So
the clever little thinkers of the ALP decided to set up a time bomb inside the
workings of the Public Service but run under the auspices of an “outside”
enterprise. Its stated purpose is to deliver finance to clean energy
technologies, it’s reality will be a waste of up to 10 billion dollars. Looking
at the limitations of its intent (no nuclear or carbon capture technology –
both Coalition stated goals) it is easy to see that this will be aimed at kite
flying, wind turbine, wave technology, etc enterprises which will inevitably go
from boom to bust in a very quick time. Remember Tim Flannery’s geothermal
exercise, Israel’s attempt to electrify cars, American
Solar Electric companies.
One
report says that out of energy conscious 750 startup companies
only 150 are left.

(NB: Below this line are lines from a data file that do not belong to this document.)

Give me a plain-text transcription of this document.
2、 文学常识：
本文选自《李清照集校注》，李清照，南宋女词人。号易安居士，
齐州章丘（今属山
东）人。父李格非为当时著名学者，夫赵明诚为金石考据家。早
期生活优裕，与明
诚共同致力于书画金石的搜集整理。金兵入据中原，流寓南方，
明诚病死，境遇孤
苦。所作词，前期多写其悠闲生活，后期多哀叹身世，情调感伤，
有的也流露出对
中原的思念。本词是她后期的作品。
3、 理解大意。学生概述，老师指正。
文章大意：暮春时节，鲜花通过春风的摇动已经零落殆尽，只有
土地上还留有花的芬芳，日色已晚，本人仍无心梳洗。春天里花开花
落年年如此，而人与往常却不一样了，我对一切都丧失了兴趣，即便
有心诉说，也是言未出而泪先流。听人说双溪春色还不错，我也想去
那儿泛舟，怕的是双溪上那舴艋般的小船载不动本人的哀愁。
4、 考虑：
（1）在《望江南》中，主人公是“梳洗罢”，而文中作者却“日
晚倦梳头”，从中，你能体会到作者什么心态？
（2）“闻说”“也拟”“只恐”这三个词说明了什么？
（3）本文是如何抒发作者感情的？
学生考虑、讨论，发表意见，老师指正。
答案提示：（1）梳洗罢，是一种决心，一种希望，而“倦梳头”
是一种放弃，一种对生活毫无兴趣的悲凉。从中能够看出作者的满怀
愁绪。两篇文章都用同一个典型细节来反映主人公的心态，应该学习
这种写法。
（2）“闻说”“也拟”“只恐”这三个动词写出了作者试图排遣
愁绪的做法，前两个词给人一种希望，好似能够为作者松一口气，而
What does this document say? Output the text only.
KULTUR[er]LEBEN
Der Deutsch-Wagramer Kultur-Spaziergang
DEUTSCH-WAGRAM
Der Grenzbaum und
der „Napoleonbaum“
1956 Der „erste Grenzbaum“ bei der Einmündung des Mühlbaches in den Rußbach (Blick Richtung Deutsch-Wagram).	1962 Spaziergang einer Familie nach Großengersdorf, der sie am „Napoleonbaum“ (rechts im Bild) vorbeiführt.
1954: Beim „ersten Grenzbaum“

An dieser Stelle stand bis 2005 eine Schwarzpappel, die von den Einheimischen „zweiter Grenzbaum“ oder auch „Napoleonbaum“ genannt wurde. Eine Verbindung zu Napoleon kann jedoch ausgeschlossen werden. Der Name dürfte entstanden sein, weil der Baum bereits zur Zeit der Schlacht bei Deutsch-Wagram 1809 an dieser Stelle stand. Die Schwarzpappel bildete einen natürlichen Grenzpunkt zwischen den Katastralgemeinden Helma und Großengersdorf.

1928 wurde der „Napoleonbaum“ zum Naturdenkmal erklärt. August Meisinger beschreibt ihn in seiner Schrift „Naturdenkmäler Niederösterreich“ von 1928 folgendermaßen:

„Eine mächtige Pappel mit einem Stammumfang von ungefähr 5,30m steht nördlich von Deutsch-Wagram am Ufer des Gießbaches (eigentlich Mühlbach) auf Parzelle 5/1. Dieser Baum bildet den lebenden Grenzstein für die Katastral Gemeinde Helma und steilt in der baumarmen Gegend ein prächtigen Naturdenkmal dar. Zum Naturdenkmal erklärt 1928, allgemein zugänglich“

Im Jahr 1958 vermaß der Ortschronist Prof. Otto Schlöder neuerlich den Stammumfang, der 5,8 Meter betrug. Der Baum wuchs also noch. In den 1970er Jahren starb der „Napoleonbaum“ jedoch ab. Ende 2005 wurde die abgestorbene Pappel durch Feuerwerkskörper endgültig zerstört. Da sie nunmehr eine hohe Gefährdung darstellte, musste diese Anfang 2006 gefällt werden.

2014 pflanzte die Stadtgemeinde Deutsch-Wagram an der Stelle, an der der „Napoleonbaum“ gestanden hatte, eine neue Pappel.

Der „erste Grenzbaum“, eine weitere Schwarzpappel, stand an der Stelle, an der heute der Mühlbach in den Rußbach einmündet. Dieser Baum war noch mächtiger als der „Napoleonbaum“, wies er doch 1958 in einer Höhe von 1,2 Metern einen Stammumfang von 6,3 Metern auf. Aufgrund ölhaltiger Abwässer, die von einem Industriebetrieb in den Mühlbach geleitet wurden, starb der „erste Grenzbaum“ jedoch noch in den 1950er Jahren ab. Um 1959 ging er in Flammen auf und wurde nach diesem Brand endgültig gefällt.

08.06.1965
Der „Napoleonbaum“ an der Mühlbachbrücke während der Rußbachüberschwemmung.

This is not to say that these figures are outside the range
of normal startup companies, lots fall over in their first year and even more
do not make it past 10 years, the difference is that private companies
generally put their own funds on the line, or the banks that fund them have
guarantees in place to recoup the funds if a fallover occurs.
The
problem with a structure such as the CEFC is that it sources its funds from us,
the taxpayers, and looking through its charter,
there is no fallback position to regather “invested” funds.
Another
example of dereliction of duty from the ALP, and forcing the result onto
taxpayers.
“The
CEFC will invest in organisations and projects using 'clean energy
technologies' as well as manufacturing businesses that focus on producing the
inputs required. The Clean Energy Finance Corporation Act 2012
excludes investment in technology for carbon capture and storage, nuclear
technology or nuclear power. The CEFC will make its investment decisions
independently, based on rigorous commercial assessments.”